Неделя, которую положил на дело друг Фридман, прошла, а Иван никак не мог подступиться к замышленному: интриги, подкопы, свары, дележ власти — в общем, тот еще сволочизм, в котором Ротман не поднаторел, хотя и живывал в столице. Да еще совесть мешала, как гвоздь в сапоге, и стыд заедал. Все мнились укоризны и людской оговор. Де, беден, да честен, а тут залезла блоха не в свою шерсть. И Бог вот подсказки не дает, сумеречней день ото дня его образ, угрозливы сдвинутые брови, испытующи очи, горек изгиб губ. В каждую ночь, молясь, подливал маслица в лампадку, чтобы разглядеть обнадеживающие перемены в лике, но Спаситель не мягчел…
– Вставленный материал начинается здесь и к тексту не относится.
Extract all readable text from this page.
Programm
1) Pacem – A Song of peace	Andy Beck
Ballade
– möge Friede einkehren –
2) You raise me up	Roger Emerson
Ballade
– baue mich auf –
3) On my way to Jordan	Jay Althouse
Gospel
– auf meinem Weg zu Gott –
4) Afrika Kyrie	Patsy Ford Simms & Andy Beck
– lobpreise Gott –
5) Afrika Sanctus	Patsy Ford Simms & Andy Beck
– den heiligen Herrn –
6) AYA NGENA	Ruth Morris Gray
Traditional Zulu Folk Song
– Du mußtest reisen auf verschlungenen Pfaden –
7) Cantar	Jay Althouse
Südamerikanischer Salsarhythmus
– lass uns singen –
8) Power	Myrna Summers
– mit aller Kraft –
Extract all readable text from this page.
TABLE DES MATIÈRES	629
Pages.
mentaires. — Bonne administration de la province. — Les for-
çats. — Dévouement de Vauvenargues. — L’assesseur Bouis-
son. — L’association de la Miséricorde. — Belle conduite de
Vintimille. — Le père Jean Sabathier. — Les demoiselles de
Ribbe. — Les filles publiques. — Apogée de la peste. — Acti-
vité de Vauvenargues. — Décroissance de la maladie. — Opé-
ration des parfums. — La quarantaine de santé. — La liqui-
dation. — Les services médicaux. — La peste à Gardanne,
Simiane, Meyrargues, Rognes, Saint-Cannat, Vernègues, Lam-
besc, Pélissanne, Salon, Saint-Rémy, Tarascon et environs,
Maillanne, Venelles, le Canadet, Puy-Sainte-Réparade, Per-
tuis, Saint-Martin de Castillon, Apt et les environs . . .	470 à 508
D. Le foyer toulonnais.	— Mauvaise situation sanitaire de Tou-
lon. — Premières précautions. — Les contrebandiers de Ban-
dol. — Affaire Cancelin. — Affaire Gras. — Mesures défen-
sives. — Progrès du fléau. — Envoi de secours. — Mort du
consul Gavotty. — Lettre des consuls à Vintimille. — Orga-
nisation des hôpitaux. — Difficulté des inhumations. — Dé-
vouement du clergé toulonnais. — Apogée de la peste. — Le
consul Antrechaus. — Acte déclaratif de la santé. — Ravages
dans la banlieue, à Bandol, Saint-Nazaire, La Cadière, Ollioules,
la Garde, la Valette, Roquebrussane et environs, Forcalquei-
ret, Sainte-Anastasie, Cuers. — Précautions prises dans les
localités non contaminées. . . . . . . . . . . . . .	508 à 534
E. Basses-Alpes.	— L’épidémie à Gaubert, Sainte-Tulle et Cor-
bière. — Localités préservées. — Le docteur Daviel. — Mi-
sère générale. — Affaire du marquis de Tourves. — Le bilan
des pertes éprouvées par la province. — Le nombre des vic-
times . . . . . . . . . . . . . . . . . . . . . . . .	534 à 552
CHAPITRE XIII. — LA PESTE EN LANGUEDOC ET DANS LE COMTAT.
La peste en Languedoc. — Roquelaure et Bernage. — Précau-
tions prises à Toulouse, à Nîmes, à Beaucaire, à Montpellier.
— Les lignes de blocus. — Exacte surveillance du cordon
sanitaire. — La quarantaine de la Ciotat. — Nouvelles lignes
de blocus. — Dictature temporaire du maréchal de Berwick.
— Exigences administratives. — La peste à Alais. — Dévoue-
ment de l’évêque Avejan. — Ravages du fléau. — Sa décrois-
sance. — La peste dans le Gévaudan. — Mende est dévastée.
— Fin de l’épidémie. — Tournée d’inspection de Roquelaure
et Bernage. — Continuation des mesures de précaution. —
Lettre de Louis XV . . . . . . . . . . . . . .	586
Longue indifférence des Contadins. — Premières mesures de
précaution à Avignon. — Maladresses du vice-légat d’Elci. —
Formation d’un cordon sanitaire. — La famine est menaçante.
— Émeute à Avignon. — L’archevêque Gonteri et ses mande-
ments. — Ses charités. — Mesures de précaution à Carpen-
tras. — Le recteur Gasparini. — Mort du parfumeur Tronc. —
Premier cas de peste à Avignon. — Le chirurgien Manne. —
Народец в редакции, будто собачья свора, только и ждал Ротмана, чтобы ополчиться. Удивительно, но будто внезапным ветром беды их согнало в один гурт, чтобы волею редактора в сих стенах связаться в один тугой веник.
— А… Явился не запылился! — язвительно, с каким-то торжествующим металлом в голосе возгласил на всю газетную обитель благородный Валя Уткин. — Витязь без тигровой шкуры, только что тебя поминали.
— А я живой… Рано меня поминать, — буркнул Ротман. — По какому случаю? Иль грозу ждете по весне и внезапный ливень? Боитесь, что смоет вас, как безмозглых кутят. Ты-то, Кроха, о чем думаешь?
— Не Кроха, а Кроха, — обидчиво поправил редактор газеты. Он был ростом метр с кепкой, но вырублен из пня, с моржовыми усами и породистым носом. На него постоянно заглядывались женщины бальзаковского возраста, чем Анатолий очень гордился. Жил он во дворе редакции во флигельке и своей постоянной неряшливостью в одежде, лохматой головою походил на побитый дождем сноп из суслона. — Ты вот материалы не сдаешь, а газета чахнет. Ты не отвечаешь духу обстановки и живешь для себя.
— Какой дух, какой? — взвился Ротман, не глядя в глаза собратьям по несчастью. — Деньги собачьи пошли, накрутили баранок, ничего на них не укупишь…
Но Валя Уткин, знаток бабьей психологии, следил внимательно за перепалкою; он боялся, что верх останется за Ротманом, а тогда легко станет рассеять боевые засадные полки, которые сейчас мирно зевали за соседним столом: девка-практикантка в шальварах, рожа — заревом, глаза лупастые, ну дура дурой, и одутловатый производственник в очках, с кудерьками на постоянно потном от вселенских дум челе.